The mayor, pulenuu, of my village was let go. I’m not sure what the actual reason is/was; and I think it is wise not to rely on the various creative answers given to me by the women of the committee. I guess I’ll refine the information given into a sort of truth. I do know he was asked to step down 2 years shy of his family’s allotted 3 years to hold the position. Then, later that day, he was struck by lightning. He was knocked unconscious and has pretty awful looking burns on his chest, but is apparently okey dokey. He didn’t even go to the hospital. This just isn’t his week. His wife is having a baby soon. They told me, if it’s a girl, it will be named after me and if it’s a boy it will be named after my father, Wally. Hopefully that process goes a little smoother.

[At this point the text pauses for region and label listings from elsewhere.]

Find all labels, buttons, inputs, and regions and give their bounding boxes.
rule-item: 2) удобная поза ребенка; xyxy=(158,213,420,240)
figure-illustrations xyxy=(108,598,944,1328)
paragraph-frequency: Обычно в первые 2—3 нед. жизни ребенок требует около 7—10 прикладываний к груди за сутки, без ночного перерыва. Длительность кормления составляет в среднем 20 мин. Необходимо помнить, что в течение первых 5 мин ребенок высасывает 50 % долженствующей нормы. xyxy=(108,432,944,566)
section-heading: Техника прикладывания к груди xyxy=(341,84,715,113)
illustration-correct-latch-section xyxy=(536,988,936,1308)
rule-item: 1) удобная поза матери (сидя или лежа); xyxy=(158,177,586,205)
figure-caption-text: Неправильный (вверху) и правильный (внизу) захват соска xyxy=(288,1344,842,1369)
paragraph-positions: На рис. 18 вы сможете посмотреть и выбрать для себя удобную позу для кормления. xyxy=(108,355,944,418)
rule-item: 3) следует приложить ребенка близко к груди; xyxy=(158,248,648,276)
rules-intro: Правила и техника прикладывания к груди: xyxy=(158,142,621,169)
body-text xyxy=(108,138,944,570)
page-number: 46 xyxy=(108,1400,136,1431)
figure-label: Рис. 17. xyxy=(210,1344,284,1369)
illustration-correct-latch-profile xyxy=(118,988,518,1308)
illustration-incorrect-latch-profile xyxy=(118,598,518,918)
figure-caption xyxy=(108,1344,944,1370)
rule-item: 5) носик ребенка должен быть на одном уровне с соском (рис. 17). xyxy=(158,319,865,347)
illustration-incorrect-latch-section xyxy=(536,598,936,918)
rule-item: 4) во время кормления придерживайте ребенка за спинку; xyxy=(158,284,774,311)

Women in Samoa can’t or don’t do a lot of things. They usually don’t hold Matai titles (ie they don’t hold political positions of power in the village council of cheifs). Usually. There is one woman mataii in my village. Her name is Luama. She runs a Noni Juice factory, is working on becoming a certified organic farmer, is partial owner of a flipflop (the staple shoe of Samoa) company, knows how to drive a delivery truck, is a selfmade woman, generally kicks ass and is quite a role model. (contradiction) She smokes, which is another things women don’t do, at least often, in public. The older a woman, the more slack she is given. You just don’t tell an elder what’s what here. Men do smoke in public. Women drinking alcohol in the village is a major taboo. I should add that after talking to other volunteers, the aforementioned may be more applicable in some villages than others. Like mine. Women do not drink alcohol in Tufu. Women, likewise, traditionally, don’t drink Ava. Ava, or Kava, is a tepid tea of dried ground pepper plant root mixed with water. Ava drinking ceremonies are commonly given to visiting parties as a village welcome. A young virgin girl, the taupou, mixes the Ava and all the dudes sit around in specially designated places and say specially designated things and drink Ava. Or, probably more commonly, there is no virgin or party to welcome, just a bunch of old farts having social hour. It‘s this country‘s version of the table of grandpas at Pig and Pancake that sip coffee all morning. The next house over is where they all gather in Tufu. I know Ava is also common at Samoan construction sites. Okay, so it is a mild stimulant and it makes your lips and tongue numb. Drinking Ava all morning affects me less than consuming 16 oz. of coffee (which throws me into a complete spaz). It’s pretty harmless. It tastes like Mate, which in turn tastes very similar to dirt. Oh, not that I would know… (As I write this, the old men are at it again, giggling like 1st grade girls).
---- A few weeks ago I was schlepping around my house when I spotted the whole matai council trekking up my hill. I was their target and I scrambled to find appropriate clothing, which I didn’t really. They crowded onto my porch and talked to me about the proposal I wrote to the UNDP for water tanks. They had some questions, but mainly just wanted to thank me for my effort. (I really hope the proposal is approved). To show their appreciation, I was invited to join them to drink Ava! I told them I heard it was forbidden for women, but they assured me this was a special case and they would love my company. They said I should change my clothes while they mixed the Ava and a boy would come and get me. So they all went to the fale next door and I changed and sat on my porch; waiting and waiting and waiting…. like a dumbass, apparently. The mataiis had pulled a prank on the Peace Corps girl. They drank their Ava without me and shared quite a few jokes on my behalf that morning. Now every time I see one of them, they dramatically asked me why I never showed up and tell me how sad everyone was that I didn’t come. Alright, matais, I see what your playing. It‘s the practical joke game and I am in.